Democracy is rarely perfect—and even less so in the Middle East. Accusations of electoral fraud, especially in the southeastern parts of Turkey, have been thrown around. There is reluctance on the part of some to express their true opinions on Erdogan for fear of retribution, intimidation or even symbolic and actual violence.
The bombings in Diyarbakir, Suruc and Ankara killed 138 people, with hundreds injured. Most of the victims were Kurds. The surge in HDP votes in June rescinded in the November election, but the breakdown in peace talks between the Kurds and the government could now go in two directions. As prime minister, Erdogan and his party started the recent peace process, pushing it further than ever achieved in the past. There is every reason, now with Kurdish parliamentarians in play, to make this a realistic endeavor.
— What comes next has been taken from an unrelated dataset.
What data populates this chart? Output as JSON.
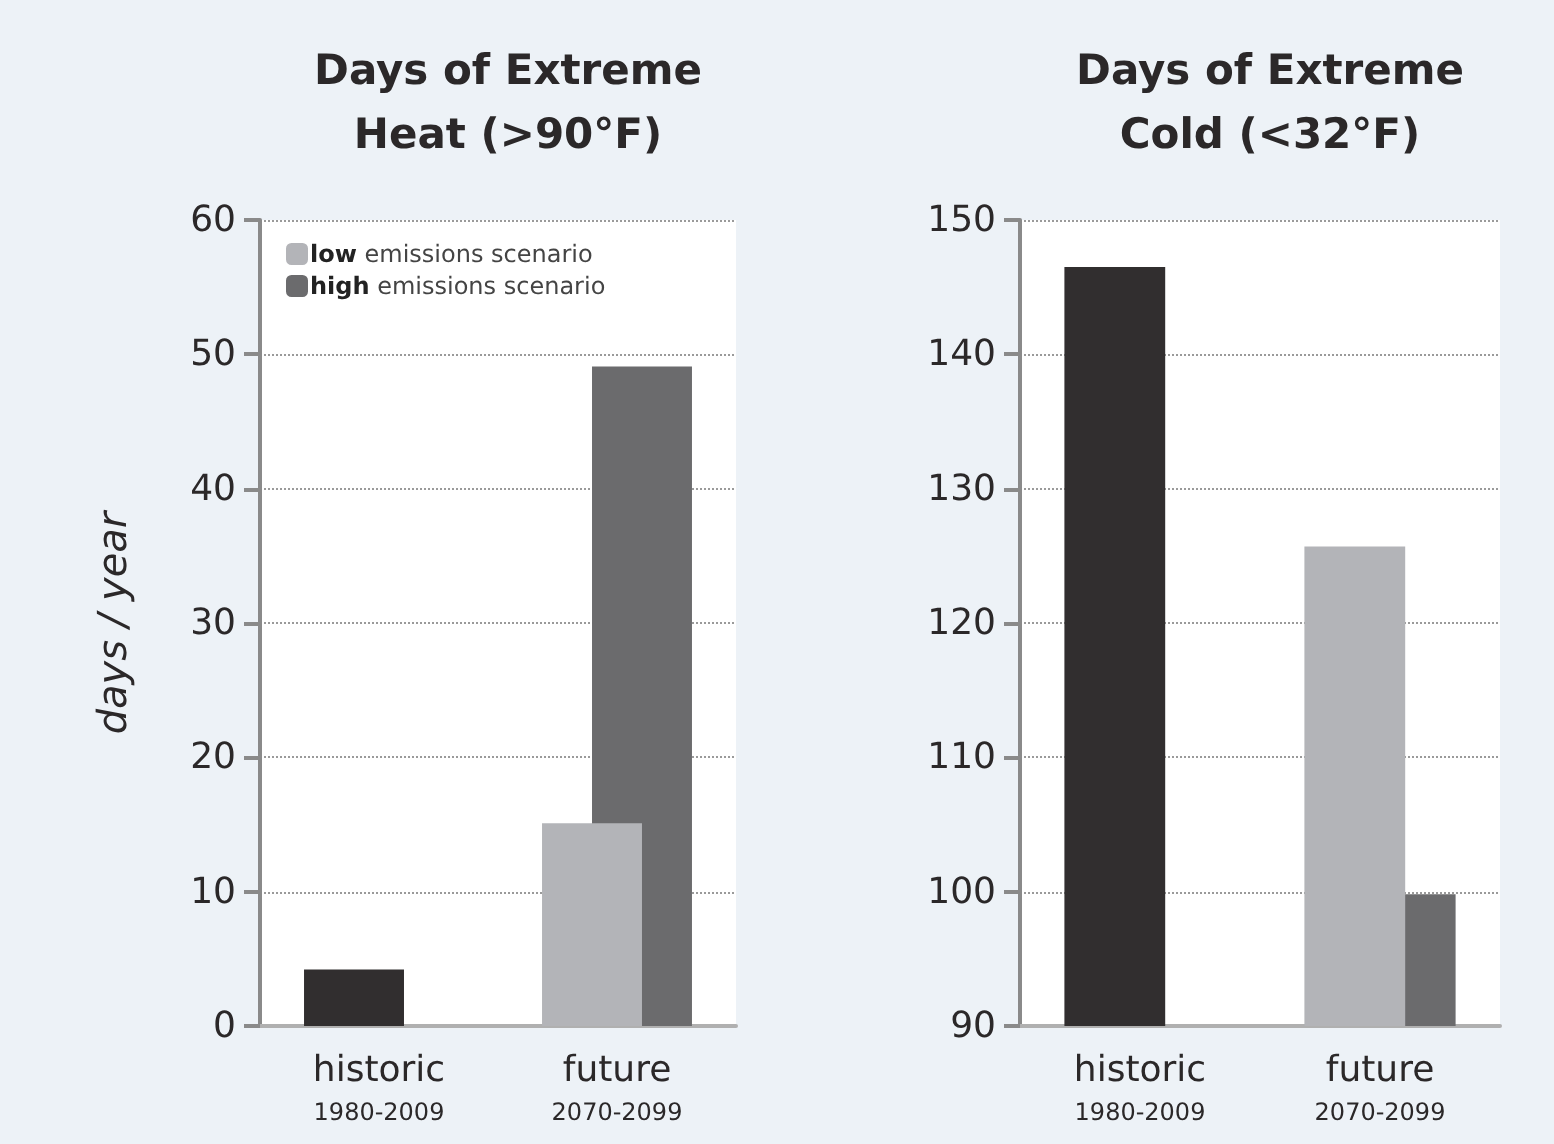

Tensions between diverse groups in Turkey are at an all-time high. It is thus important to quash these divisions—to restore confidence in the peace across a wide spectrum of society. Many were beginning to write off Erdogan as the Vladimir Putin of the Middle East, concentrating on his authoritarianism and his iron rule over the state.
But there is no doubt that his party is back, and with the mandate from the population to carry on with what they have started. Already, the financial markets have showed renewed interest in Turkey as a suitable place to invest money and capital, immediately re-stabilizing the Turkish lira against heavy falls in recent months. The Kurdish cause is not without promise, moreover. With 60 seats, the HDP is the third party in politics. This is a major achievement for the Kurds and for Turkey. Much could be sustained on the back of this outcome.
It is clear going forward that Turkey remains unpredictable but always beguiling and rarely unexciting. But if it is Erdogan’s legacy to be the man who solves the “Kurdish issue,” to maintain Turkey’s position geopolitically and to ensure that the wealth and security of the nation is the interest of fair, just and tolerant society as a whole, his dream may become Turkey’s heritage as the myth turns into legend.
The views expressed in this article are the author’s own and do not necessarily reflect Fair Observer’s editorial policy.